Listen to this undated letter that was received by an 86 year-old consumer who had been granted relief over a period of five or six years.

“Dear Sir/Madam,

“I refer to your application for Tariff Exemption and wish to inform you that Tariff Exemption is not included in the Policies of your new Water and Sewerage Company, Guyana Water Incorporated.

“We regret any inconvenience caused.

Sgd. G. Fausett

Gladstone Fausett

Head, Customer Relations & Commercial Services”

The application for relief was sent to the Guyana Sewerage & Water Commission since late last year. The inconvenience that will be caused to many of those who were granted relief will be disconnection from potable water when payment of $6,000.00 or more cannot be made.

This is a callous letter and shows that the merger was the result of a half-baked plan. Anyone with a little semblance of intelligence could have seen that the merger was not done in the interest of consumers. Both entitles had flaws.

To take two inefficient entities and seek to find efficiency in a merger is asking for double trouble. Even in the choice of members for the new Board there was seen an absence of common sense. A member of the GUYWA Board with administrative experience over many years was omitted.

Water is essential for life. To say that consumers in the developed world pay for the water they consume and that people in the developing world should also pay is not viewing the problem in its entirety. People in the developed world receive financial aid that covers the basic necessities of life. This is not the case in poor developing countries.

The Guyana Sewerage & Water Commission (GS&WC) had one very serious problem. The accounting system was not reliable. Customers were told to keep copies of all receipts in order to prove payment of water rates.

The introduction of meters in some areas was posing some problems. One household with a diabetic, a wheelchair occupant and a grown daughter received a bill from GS&WC for $44,760 for the year 2001.

The Bill date is 31/12/2002. The charge is obviously unreasonable and leads one to believe that the meter was malfunctioning. Bills should be sent at monthly intervals when meters are installed in order to alert householders of their consumption of water.

Two households occupying the same compound were being asked by GS&WC to share the cost of water consumed as shown on one meter in the compound.

This is seen as a request for interminable disputes between the occupants of the households. A house is locked up for the whole year and no water is consumed but the owner is billed for a year’s supply of water.

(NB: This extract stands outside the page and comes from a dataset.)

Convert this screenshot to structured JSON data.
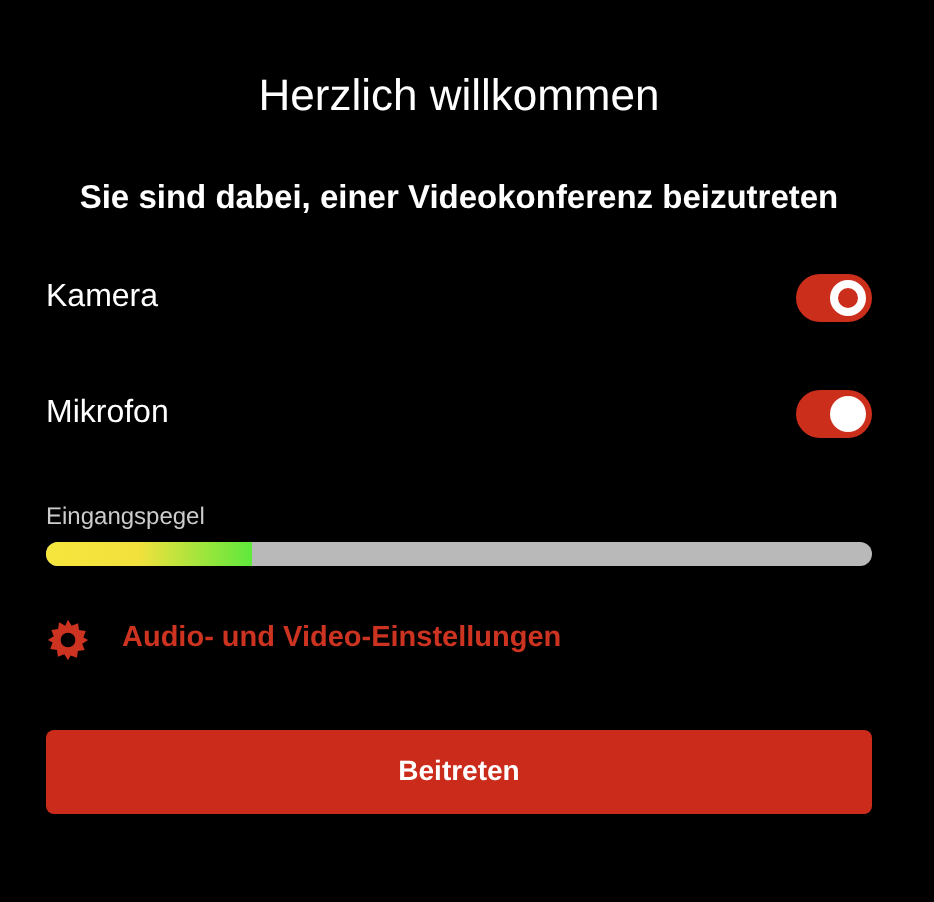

These were some of the problems faced by those with metered premises.

GUYWA the other entity that was merged with GS&WC to form GUYANA WATER INC., had its own problems. Le Ressouvenir residents complained of no water supplied for five or six months. Middlesex complained of discoloured water that stained kitchen sink, pots, clothes, bathrooms. Residents used rain water collected in tanks. What about those who could not afford tanks?

There were many areas where the health conscious visitor was horrified to see the quality of the water resident perforce had to use. In Bartica there are still complaints of contamination of the river water that has to be used for washing and other purposes.

In Amerindian settlements at Mashabo and Capoey Island - and no doubt in other settlements - school children and adults have no alternative but to use polluted water. Instructions may be given to boil water for drinking purposes but that is an additional expense for persons already living in absolute or critical poverty. Sterilising equipment costs money.

So, we return to the bill that is being sent by GUYANA WATER INC. to persons who, for five or six years, were receiving exemption from payment of water rates and to the terse letter that followed.

Many of these persons will be living on incomes of a few thousand dollars a month. Who will grant relief if not GUYANA WATER INC? The situation needs immediate attention. GUYANA WATER INC., must not be allowed to baffle its way through. To manage water supply in Georgetown and throughout the whole of Guyana is a tremendous task and needs trained management.

October 17 is dedicated to the eradication of poverty. Is this how we approach poverty eradication?